The Minister for Agriculture, Food and the Marine, Charlie McConalogue T.D., and the Minister of State, Martin Heydon T.D., have launched the Code of Good Practice regarding the responsible use of antimicrobials on poultry farms. This Code has been developed collaboratively by farming and veterinary stakeholders of the iNAP animal health committee under the chairmanship of the Animal and Plant Health Association.
This collective stakeholder action supports the 2021 action plan of the Department of Agriculture, Food and Marine, specifically in relation to the goal of promoting and safeguarding animal health and welfare for the benefit of consumers, producers, the economy and wider society.
Launching the Code for antimicrobials on poultry farms, Minister McConalogue said, “the practical strategies outlined in this code of practice will serve as a useful reference point for poultry farmers as they work with their veterinary practitioner to reduce their overall use of antibiotics and to improve their flock health.”

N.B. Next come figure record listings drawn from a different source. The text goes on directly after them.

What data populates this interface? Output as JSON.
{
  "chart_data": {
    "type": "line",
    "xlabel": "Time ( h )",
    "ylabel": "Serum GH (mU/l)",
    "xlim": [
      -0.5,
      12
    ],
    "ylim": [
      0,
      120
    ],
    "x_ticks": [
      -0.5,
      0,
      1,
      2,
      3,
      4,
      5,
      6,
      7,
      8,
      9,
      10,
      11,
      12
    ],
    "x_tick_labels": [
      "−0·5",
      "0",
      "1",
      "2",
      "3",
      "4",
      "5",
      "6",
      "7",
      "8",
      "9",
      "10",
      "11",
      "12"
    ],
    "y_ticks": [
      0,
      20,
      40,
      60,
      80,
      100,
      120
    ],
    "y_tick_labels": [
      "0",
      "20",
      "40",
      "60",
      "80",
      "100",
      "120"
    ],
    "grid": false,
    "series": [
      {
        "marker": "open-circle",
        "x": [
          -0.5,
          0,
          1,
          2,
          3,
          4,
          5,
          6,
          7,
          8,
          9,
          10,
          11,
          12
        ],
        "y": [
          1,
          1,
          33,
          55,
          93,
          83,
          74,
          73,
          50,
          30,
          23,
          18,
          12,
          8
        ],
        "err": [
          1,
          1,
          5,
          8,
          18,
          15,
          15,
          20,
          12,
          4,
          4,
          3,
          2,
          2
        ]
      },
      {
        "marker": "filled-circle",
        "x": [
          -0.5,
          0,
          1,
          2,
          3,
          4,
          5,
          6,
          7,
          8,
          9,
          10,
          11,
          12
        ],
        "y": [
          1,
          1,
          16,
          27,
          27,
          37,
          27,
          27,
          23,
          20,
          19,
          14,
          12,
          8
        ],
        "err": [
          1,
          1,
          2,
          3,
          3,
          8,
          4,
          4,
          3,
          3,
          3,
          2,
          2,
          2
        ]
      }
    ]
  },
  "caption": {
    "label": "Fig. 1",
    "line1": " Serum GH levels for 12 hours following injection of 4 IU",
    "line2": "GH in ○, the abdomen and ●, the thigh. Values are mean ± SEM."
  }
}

“Actions taken by the poultry sector to improve animal health and prevent disease are key to reducing antibiotics, and effectively tackling AMR. The principles and actions contained in this Code align well with a number of government policies including Ireland’s National Biosecurity Strategy, Ireland’s Animal Welfare Strategy and Ireland’s National Farmed Animal Health Strategy, with one of it’s key enabling principles being ‘Prevention is Better than Cure”.
Minister McConalogue added, “antimicrobial resistance (AMR) is one of the most serious global public health challenges which threatens to undo a century of progress in human medicine, with many infections worldwide becoming increasingly difficult to treat.”
“The potential devastating impact of AMR continues to receive attention at the highest international levels including the recent G7 summit. Implementing disease prevention and farm management practices as outlined in this document will support the poultry industry as they work to reduce the need for these medicines, and effectively tackle AMR.”
Minister Heydon stated that, “these guidelines will support Irish poultry farmers to achieve the highest international standards of flock health and welfare, and in doing so improve the productivity, profitability as well as the economic, environmental and social sustainability of Irish poultry farming. The Irish poultry industry is important economically and supports 6,000 jobs, with many of these in rural areas.”
“Ireland has adopted a One Health approach to addressing the complex issue of AMR which recognises that human, animal and environmental health are all interdependent. The launch of these guidelines is timely as the current global pandemic has placed One Health very much on the global agenda”.
The Ministers acknowledged the sustained collaboration and leadership shown by industry stakeholders, in particular the work and time given to complete these guidelines by the poultry farming and veterinary representatives, and the Animal and Plant Health Association. Work is currently underway to finalise the next iteration of Ireland’s National Action Plan on AMR (2021-2025) which will be launched later this year.